If psychoanalysis ever starts out with an individual, it soon becomes clear that each individual human being is filled with swarms of others. Psychoanalytic political theory has therefore developed a theory of the subject with which it is possible to comprehend the often-unrealized capacities for agency and politics that arise from participation in collective subjects, such as groups, crowds, organizations, and assemblies. This chapter explains the place and importance of collective subjects in psychoanalytic political theory, focusing in particular on the theory of the subject in the thought of Sigmund Freud, Jacques Lacan, and Alain Badiou. Beyond this, the chapter seeks to clarify the reality and politics of collective subjects in capitalism. Capitalism destroys previous forms of sociality and produces new forms of collective action.

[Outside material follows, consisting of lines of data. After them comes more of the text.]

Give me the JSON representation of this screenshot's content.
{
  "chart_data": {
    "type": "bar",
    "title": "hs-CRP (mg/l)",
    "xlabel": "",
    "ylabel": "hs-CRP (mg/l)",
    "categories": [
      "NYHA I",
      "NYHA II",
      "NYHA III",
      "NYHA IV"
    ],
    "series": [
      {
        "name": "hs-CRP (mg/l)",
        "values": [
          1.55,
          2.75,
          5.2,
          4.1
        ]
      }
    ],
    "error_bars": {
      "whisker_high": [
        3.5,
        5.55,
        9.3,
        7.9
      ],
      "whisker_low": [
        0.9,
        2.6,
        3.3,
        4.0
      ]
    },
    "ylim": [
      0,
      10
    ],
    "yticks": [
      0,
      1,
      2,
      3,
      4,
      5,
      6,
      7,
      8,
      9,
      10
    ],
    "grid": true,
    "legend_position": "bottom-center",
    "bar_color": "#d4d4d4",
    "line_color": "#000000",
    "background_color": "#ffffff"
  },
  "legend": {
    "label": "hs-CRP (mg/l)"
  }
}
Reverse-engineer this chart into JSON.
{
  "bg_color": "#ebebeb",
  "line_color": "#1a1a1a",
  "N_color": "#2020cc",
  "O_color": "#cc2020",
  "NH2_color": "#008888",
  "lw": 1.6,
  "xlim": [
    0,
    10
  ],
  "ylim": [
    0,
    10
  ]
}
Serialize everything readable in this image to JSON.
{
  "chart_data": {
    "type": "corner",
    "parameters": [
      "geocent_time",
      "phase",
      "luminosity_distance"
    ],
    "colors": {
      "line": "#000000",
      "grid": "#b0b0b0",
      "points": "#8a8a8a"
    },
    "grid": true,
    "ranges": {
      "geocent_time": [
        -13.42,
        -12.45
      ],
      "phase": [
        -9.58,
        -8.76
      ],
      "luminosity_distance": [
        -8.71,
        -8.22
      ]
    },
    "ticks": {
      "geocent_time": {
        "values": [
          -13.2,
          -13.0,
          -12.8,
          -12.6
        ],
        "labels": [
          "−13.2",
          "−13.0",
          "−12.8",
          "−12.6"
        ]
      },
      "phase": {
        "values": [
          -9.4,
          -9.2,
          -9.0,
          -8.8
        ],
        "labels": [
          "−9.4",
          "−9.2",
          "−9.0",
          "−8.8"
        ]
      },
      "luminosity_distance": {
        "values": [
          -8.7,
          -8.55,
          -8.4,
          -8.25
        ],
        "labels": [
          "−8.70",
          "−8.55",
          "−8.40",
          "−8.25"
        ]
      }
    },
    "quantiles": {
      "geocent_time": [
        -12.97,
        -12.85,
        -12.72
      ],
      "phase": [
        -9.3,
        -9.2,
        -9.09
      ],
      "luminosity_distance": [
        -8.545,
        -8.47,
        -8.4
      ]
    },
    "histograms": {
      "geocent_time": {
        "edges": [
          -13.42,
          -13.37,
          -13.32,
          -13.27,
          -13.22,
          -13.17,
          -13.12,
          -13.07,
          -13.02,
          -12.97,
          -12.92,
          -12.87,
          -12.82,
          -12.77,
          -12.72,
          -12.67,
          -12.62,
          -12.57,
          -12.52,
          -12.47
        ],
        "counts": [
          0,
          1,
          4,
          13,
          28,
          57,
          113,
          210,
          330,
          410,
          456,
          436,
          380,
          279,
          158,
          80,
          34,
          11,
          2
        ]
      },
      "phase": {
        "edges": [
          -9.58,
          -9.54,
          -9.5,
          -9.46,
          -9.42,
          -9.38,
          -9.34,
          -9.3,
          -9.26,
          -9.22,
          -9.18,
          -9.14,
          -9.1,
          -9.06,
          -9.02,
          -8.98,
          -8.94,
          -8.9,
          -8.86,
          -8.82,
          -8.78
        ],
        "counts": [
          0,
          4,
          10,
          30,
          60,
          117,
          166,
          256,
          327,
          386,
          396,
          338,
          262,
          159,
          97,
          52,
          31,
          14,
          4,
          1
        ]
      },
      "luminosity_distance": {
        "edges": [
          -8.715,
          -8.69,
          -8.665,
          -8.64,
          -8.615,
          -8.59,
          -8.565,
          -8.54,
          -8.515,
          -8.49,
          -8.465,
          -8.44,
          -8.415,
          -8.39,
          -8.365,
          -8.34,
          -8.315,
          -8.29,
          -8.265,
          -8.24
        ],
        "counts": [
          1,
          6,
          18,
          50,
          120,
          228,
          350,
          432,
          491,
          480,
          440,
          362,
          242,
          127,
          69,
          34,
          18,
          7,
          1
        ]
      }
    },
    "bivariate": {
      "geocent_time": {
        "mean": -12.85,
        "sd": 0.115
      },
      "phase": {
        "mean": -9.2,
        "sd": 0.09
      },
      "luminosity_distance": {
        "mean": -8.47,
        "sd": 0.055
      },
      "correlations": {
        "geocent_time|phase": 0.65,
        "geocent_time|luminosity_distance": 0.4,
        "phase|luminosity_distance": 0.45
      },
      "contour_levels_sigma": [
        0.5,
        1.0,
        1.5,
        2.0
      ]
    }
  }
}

By dint of the productivity of collective action, capital creates collective subjects, while through law and ideology, it produces individuals as owners who parasite on the productivity of collective subjects. The theory of the subject advanced here stresses, however, that subjects are always multiple. Capital is not the only subject or locus of change, and neither do the others of capital automatically have the capacity for social transformation. Social change only ever arises out of the conflict between multiple subjects, and subjects must always be actively constructed and formed, out of but always in excess of the concrete situations with which they are confronted.